Unearned revenues refer to payments for goods to be delivered in the future or services to be performed. If you place an order from an online retailer in February and the item does not arrive (and you don’t pay for it) until March, the company from which you placed the order would record the cost of that item as unearned revenue. During the month which you made the purchase, the company would make an adjusting entry debiting unearned revenue and crediting revenue.

Prepaid Expenses: 

Prepaid expenses are assets that are paid for and then gradually used during the accounting period, such as office supplies. A company buys and pays for office supplies, and as they are depleted, they become an expense. During the month when the office supplies are used, an adjusting entry is made to debit office supply expenses and credit prepaid office supplies.

Depreciation: 

Depreciation is the process of allocating the cost of an asset, such as a building or a piece of equipment, over the serviceable or economic life of the asset. Adjusting entries are a little different for depreciation. Business owners have to take accumulated depreciation into account. Accumulated depreciation is the accumulated depreciation of a company’s assets over the life of the company.

The accumulated depreciation account on the balance sheet is called a contra-asset account, and it’s used to record depreciation expenses. When an asset is purchased, it depreciates by some amount every month.
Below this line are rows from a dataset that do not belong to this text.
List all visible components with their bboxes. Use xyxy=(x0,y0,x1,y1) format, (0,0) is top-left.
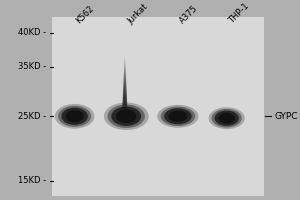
Ellipse shape xyxy=(124,76,126,81)
Ellipse shape xyxy=(65,110,84,122)
Ellipse shape xyxy=(124,64,126,68)
Ellipse shape xyxy=(104,102,148,130)
Ellipse shape xyxy=(212,109,242,127)
Ellipse shape xyxy=(61,108,88,125)
Ellipse shape xyxy=(124,72,126,77)
Ellipse shape xyxy=(124,74,126,79)
Ellipse shape xyxy=(123,88,127,93)
Ellipse shape xyxy=(116,109,136,123)
Ellipse shape xyxy=(123,81,126,86)
Ellipse shape xyxy=(123,97,127,102)
Ellipse shape xyxy=(157,105,199,128)
Ellipse shape xyxy=(218,113,235,124)
Ellipse shape xyxy=(123,80,126,84)
Text: Jurkat: Jurkat xyxy=(126,2,150,26)
Ellipse shape xyxy=(124,67,126,72)
Ellipse shape xyxy=(123,87,127,91)
Ellipse shape xyxy=(122,104,128,109)
Ellipse shape xyxy=(55,104,94,129)
Ellipse shape xyxy=(123,85,127,90)
Ellipse shape xyxy=(122,103,127,107)
Ellipse shape xyxy=(124,60,125,65)
Ellipse shape xyxy=(123,78,126,83)
Ellipse shape xyxy=(164,108,192,124)
Ellipse shape xyxy=(108,105,145,128)
Ellipse shape xyxy=(208,107,245,129)
Ellipse shape xyxy=(123,83,126,88)
Text: 15KD -: 15KD - xyxy=(18,176,46,185)
Ellipse shape xyxy=(123,92,127,97)
Bar xyxy=(52,17,264,196)
Text: K562: K562 xyxy=(75,4,96,26)
Ellipse shape xyxy=(122,101,127,106)
Ellipse shape xyxy=(123,90,127,95)
Text: THP-1: THP-1 xyxy=(227,2,250,26)
Ellipse shape xyxy=(123,96,127,100)
Text: GYPC: GYPC xyxy=(274,112,298,121)
Ellipse shape xyxy=(111,107,141,126)
Ellipse shape xyxy=(124,58,125,63)
Ellipse shape xyxy=(124,62,125,67)
Ellipse shape xyxy=(124,69,126,74)
Ellipse shape xyxy=(168,111,188,122)
Ellipse shape xyxy=(124,65,126,70)
Text: A375: A375 xyxy=(178,4,200,26)
Ellipse shape xyxy=(161,107,195,126)
Ellipse shape xyxy=(214,111,239,126)
Text: 25KD -: 25KD - xyxy=(18,112,46,121)
Ellipse shape xyxy=(124,71,126,75)
Ellipse shape xyxy=(122,99,127,104)
Text: 40KD -: 40KD - xyxy=(18,28,46,37)
Text: 35KD -: 35KD - xyxy=(18,62,46,71)
Ellipse shape xyxy=(58,106,91,127)
Ellipse shape xyxy=(123,94,127,99)
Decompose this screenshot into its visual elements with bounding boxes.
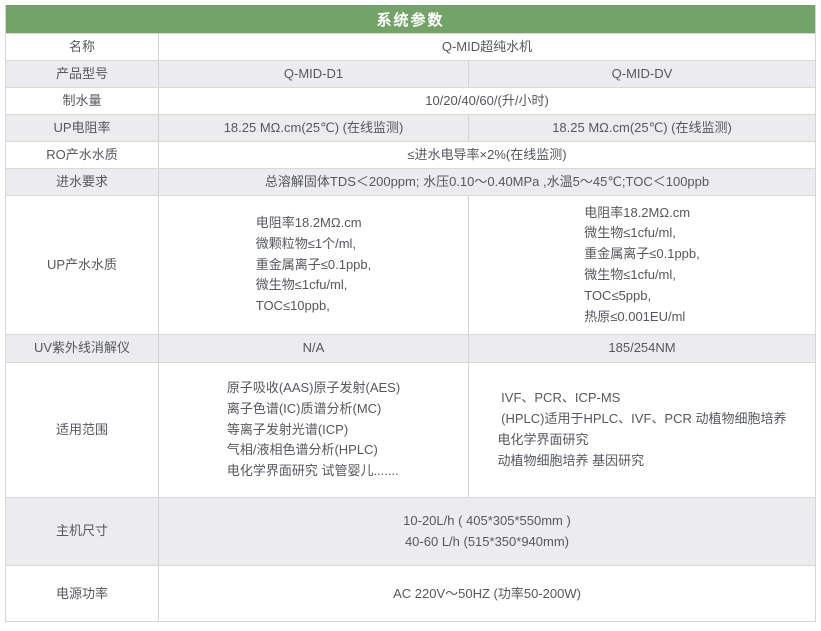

For that month, an adjusting entry is made to debit depreciation expense and credit accumulated depreciation by the same amount.

What Are Accounts Affected by an Adjusting Entry?

Adjusting journal entries are accounting journal entries that update the accounts at the end of an accounting period. Each entry impacts at least one income statement account (a revenue or expense account) and one balance sheet account (an asset-liability account) but never impacts cash.

Adjustments entries fall under five categories: accrued revenues, accrued expenses, unearned revenues, prepaid expenses, and depreciation.